A strong legacy left behind by LA’s own!

By Mike Cotton

Prior to his passing, Nipsey Hussle was an inspiration for young black men, on both a spiritual and an entrepreneurial level. While living, Nipsey was a positive force within the rap game with a bright mind that wanted to change the world. Throughout various mixtapes and a Grammy-nominated debut studio album, Nipsey often spoke about the harsh realities in which he had to face while growing up in LA, and how an early exposure to gang life, drugs, and murder molded him into the man he was prior to his death. Starting with just the title of the album, ‘Victory Lap’, Nipsey going from gang banging, to dedicating his time to music, to releasing a studio album was huge for him. On this album Nipsey also touched up on what music means to black lives, as well as breaking the cycle of gang violence in LA.

On “Dedication” (featuring Kendrick Lamar) Nipsey said, “This ain’t entertainment, it’s for the n***as on the slave ship. These songs just the spirituals I swam against them waves with. Ended up on shore to their amazement.” This bar was considered one of the most impactful bars on his album after its release, as he was stating that although there are many systemic obstacles that black people have to face, music continues to uplift and service the black community with unity. In the next track “Blue Laces 2”, Nipsey briefly explains how he feels about the repeated cycle of gang violence in his old neighborhood when he said, “Third generation South Central gang bangers. That lived long enough to see it changing. Think it’s time we make arrangements. Finally wiggle out they mazes, find me out in different places…” What Nipsey is saying here is that whether it’s intentional or not, gang bangers pass down their gang life traditions onto their children. With Nipsey contributing to his old neighborhood by opening a business there, he’s bringing generations of destructive behavior passed down from past gang bangers to their family members to a halt.

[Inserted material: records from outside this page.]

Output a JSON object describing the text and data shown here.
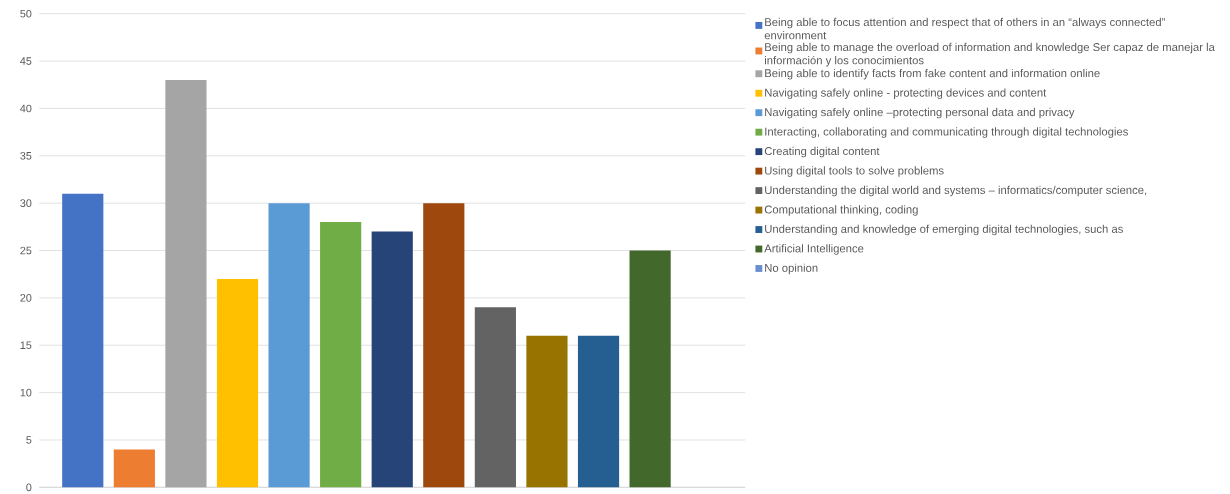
{
  "chart_data": {
    "type": "bar",
    "categories": [
      null
    ],
    "series": [
      {
        "name": "Being able to focus attention and respect that of others in an “always connected” environment",
        "color": "#4472c4",
        "values": [
          31
        ]
      },
      {
        "name": "Being able to manage the overload of information and knowledge Ser capaz de manejar la información y los conocimientos",
        "color": "#ed7d31",
        "values": [
          4
        ]
      },
      {
        "name": "Being able to identify facts from fake content and information online",
        "color": "#a5a5a5",
        "values": [
          43
        ]
      },
      {
        "name": "Navigating safely online - protecting devices and content",
        "color": "#ffc000",
        "values": [
          22
        ]
      },
      {
        "name": "Navigating safely online –protecting personal data and privacy",
        "color": "#5b9bd5",
        "values": [
          30
        ]
      },
      {
        "name": "Interacting, collaborating and communicating through digital technologies",
        "color": "#70ad47",
        "values": [
          28
        ]
      },
      {
        "name": "Creating digital content",
        "color": "#264478",
        "values": [
          27
        ]
      },
      {
        "name": "Using digital tools to solve problems",
        "color": "#9e480e",
        "values": [
          30
        ]
      },
      {
        "name": "Understanding the digital world and systems – informatics/computer science,",
        "color": "#636363",
        "values": [
          19
        ]
      },
      {
        "name": "Computational thinking, coding",
        "color": "#997300",
        "values": [
          16
        ]
      },
      {
        "name": "Understanding and knowledge of emerging digital technologies, such as",
        "color": "#255e91",
        "values": [
          16
        ]
      },
      {
        "name": "Artificial Intelligence",
        "color": "#43682b",
        "values": [
          25
        ]
      },
      {
        "name": "No opinion",
        "color": "#698ed0",
        "values": [
          0
        ]
      }
    ],
    "ylim": [
      0,
      50
    ],
    "yticks": [
      0,
      5,
      10,
      15,
      20,
      25,
      30,
      35,
      40,
      45,
      50
    ],
    "grid": "y",
    "legend": "right"
  }
}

In regard to his entrepreneurial influence, Nipsey’s mind was always there entrepreneurially. Back in 2013, Nipsey was selling physical copies of his ‘Crenshaw’ mixtape for $100 each. In the process, Nipsey caught the attention of Jay-Z, who ended up buying 100 copies of ‘Crenshaw’ because he respected Nipsey’s hustle.  Nipsey’s plans to give back to his community surpassed many expectations. As he began his business ventures by opening his Marathon brand clothing store at the corner of Slauson and Crenshaw in June of 2017. He owned the strip mall surrounding the store, he had intentions of building housing within that area as well. On February 15, 2017, alongside real estate developer and longtime business partner David Gross, Nipsey launched a coworking space called Vector 90 in South Central. The coworking space centered around teaching STEM skills to young black students within the area. Nipsey was also involved with an investment fund under the name, “Our Opportunity”, which was launched in October of 2019 by David Gross in honor of Nipsey Hussle. Its objective was to use tax incentives to further the development of predominantly black communities. Nipsey Hussle was trying to alter the way in which young black men and women could maneuver within systemic racism, as well as breaking the cycle of gang violence. Although he wasn’t capable of doing it within his thirty-three years of living, individuals such as David Gross will live up to what Nipsey wanted to accomplish, while also doing it in his honor.